I remembered an old question asked at an oral exam :
$$\text{What is the order of the group }SO_n(\mathbb{Z}/2^n\mathbb{Z}) \ ?$$
Is there a way to count them ? I don't see a way to solve this question
 A: Let us count the cardinality $c_n(m) $ of $C_n(m):= SO_m(\mathbb{Z}/2^n\mathbb{Z}) $ by induction on $m$. The base case is easy, since evidently $c_n(1) = 1$. Now consider the action of $C_n(m)$ on  $(\mathbb{Z}/2^n\mathbb{Z}) ^m$ for $m\ge 2$.
The key observation is that the stabilizer of $e_1$ is precisely $C_n(m-1) $. Indeed, you have an orthogonal matrix with first column $(1 \ 0 \ldots \ 0) $, so all the other columns must start with zero and the determinant of the $(m-1) \times (m-1) $ matrix left in the bottom-right must be one.
The orbit of $e_1$ under $SO_m$ are all the vectors
$$(x_1, \ldots, x_m) \in (\mathbb{Z}/2^n\mathbb{Z}) ^m \ : x_1^2+ \ldots + x_m^2 = 1 $$
but up to a square root of 1 in $\mathbb{Z}/2^n\mathbb{Z}$. Let us denote this set by $X_2(n)$. Indeed, $O_m(\mathbb{Z}/2^n \mathbb{Z}) = SO_m(\mathbb{Z}/2^n \mathbb{Z}) \cdot X_2(n) $, so that the orbit under $O_m$ will be the orbit under $SO_m$ times the orbit under scalar multiplication of $X_2(n) $. I don't have any effective ideas at the moment to compute $O_n(\mathbb{Z}/2^n\mathbb{Z}) e_1$, so let's call it $K_{n, m}$. The other involved quantity - $X_2(n) $, is easy to compute: recall that the multiplicative group of $ \mathbb{Z}/2^n \mathbb{Z}$ is isomorphic to $\mathbb{Z}/2\mathbb{Z} \times (\mathbb{Z}/2\mathbb{Z}) ^{n-2} $ for $n\ge 2$, so that the elements of order 2 are 4 if $n\ge 3$, and $n$ if $n\le 2$.

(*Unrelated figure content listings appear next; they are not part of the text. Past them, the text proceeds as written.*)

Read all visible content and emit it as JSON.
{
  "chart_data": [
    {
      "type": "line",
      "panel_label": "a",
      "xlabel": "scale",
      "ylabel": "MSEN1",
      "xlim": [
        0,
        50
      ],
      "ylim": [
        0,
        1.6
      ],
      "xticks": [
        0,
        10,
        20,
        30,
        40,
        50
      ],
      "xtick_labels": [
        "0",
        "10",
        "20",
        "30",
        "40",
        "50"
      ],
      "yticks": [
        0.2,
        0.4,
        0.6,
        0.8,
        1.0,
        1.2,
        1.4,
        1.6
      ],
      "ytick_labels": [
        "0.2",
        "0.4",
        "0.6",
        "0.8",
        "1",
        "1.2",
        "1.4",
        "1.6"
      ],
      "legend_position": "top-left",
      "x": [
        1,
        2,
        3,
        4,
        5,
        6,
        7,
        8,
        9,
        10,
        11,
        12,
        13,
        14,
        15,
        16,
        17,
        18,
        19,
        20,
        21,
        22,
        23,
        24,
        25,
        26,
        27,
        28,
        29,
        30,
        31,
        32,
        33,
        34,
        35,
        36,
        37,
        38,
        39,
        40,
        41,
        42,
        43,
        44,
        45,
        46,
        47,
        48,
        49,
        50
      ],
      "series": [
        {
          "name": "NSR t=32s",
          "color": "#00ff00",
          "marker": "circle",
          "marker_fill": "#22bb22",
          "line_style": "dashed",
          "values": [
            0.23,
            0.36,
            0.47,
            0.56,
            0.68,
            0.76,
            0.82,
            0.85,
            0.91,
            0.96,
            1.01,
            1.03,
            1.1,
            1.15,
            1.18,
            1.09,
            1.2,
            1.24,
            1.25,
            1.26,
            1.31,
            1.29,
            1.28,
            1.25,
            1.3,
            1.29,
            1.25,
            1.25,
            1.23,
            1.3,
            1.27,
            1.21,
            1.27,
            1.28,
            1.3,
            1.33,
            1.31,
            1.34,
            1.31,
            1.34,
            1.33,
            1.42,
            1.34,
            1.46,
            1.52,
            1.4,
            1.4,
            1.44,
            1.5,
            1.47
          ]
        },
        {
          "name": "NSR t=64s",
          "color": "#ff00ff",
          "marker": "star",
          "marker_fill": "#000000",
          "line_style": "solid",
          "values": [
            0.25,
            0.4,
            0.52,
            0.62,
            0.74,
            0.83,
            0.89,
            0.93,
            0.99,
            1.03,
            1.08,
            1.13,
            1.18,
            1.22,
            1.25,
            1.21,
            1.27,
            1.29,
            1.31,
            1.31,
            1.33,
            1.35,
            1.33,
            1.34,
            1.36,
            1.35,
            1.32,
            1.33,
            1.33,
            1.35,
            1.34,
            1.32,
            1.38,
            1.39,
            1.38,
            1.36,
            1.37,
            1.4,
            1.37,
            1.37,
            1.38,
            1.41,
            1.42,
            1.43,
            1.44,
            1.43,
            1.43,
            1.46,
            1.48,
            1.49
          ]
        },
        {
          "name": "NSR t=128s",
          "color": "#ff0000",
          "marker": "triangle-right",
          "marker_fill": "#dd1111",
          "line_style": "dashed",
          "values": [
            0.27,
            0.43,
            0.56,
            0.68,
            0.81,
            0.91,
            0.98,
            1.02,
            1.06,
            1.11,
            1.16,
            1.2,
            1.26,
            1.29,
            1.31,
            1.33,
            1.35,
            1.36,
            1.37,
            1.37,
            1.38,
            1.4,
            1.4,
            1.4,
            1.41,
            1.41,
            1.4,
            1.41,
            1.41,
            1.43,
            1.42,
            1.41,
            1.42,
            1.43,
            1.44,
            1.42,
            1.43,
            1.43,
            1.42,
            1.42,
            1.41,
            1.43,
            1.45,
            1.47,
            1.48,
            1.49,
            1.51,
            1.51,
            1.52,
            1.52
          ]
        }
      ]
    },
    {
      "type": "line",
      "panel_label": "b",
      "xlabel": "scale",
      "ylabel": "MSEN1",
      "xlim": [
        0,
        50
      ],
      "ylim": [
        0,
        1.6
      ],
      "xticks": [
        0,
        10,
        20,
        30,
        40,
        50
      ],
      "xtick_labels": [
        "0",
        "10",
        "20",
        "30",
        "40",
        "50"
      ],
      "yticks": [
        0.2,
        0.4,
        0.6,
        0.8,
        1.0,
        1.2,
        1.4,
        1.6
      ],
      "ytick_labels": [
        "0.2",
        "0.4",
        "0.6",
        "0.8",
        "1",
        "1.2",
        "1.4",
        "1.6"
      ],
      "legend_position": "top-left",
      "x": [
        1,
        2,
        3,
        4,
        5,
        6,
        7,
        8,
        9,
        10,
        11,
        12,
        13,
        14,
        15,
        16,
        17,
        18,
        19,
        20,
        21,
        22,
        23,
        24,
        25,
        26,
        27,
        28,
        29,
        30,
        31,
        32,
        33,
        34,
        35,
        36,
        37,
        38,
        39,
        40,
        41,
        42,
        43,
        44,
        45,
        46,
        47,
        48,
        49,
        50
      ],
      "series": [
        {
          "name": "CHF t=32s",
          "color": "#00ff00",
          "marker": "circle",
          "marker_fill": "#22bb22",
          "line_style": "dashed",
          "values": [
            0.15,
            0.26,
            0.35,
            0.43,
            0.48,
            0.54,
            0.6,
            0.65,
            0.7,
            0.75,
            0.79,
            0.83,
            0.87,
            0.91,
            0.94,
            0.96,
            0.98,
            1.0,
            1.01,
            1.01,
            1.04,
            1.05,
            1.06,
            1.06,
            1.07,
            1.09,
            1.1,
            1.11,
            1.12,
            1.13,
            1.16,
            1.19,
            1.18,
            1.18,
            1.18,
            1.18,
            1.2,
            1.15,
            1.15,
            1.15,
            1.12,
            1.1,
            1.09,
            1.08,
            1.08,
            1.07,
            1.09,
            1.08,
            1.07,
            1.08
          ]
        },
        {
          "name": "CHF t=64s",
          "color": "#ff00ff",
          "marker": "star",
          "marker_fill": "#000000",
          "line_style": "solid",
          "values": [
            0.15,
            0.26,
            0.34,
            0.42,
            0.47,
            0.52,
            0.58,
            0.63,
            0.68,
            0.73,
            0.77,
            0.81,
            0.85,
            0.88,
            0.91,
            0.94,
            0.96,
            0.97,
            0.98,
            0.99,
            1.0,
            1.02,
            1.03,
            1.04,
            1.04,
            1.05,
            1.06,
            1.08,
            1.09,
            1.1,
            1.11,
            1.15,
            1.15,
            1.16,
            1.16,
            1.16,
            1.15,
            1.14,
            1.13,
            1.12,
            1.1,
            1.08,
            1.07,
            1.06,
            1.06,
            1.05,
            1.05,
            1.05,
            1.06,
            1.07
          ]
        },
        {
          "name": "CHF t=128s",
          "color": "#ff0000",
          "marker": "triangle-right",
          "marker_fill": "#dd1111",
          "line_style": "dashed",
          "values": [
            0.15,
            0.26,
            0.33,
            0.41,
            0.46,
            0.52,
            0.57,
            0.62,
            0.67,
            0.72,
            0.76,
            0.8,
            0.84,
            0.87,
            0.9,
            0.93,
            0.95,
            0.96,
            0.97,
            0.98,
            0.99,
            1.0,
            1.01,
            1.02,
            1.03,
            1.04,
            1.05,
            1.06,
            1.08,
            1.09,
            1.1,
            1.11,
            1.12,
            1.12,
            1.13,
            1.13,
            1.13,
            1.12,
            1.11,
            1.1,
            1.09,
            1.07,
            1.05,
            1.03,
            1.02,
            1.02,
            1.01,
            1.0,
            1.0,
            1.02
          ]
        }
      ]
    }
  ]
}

Since the orbit and the stabilizer have product equal to the cardinality of the group, we have that
$$ c_n(m) = c_n(m-1) \cdot K_{n, m} /x_2(n) $$
This implies that
$$ c_n(m) =\left (  \prod_{r=2}^m K_{n, r} \right ) / (x_2(n) ) ^{m-1}$$
A special case. In the case of $n=1$ the sphere equation is particularly simple, as it would be in any field of characteristics 2. Indeed the square commutes with the sum and we have
$$ (x_1+\ldots+x_m) ^2 = 1$$
which implies that the sum must be an element of $X_2(1) =\{1\}$. If you choose the first $m-1$ elements as you wish in 0,1, you can choose in the right way $x_m$ in a unique way so that the equation holds true. This shows that $K_{n, m}= 2^{m-1} x_2(1) $, so that
$$ c_1(m) =  \prod_{r=2}^m K_{1, r} / (x_2(1) ) ^{m-1} = \prod_{r=2}^m 2^{r-1} = \boxed{ 2^{\binom{m}{2} }}$$
Edit. The last observation makes me suspect that the original question was in the field of characteristics 2 $F_{2^n}$, for which the last result hold but with exponent $n\binom{m}{2} $ (the argument is pretty the same!).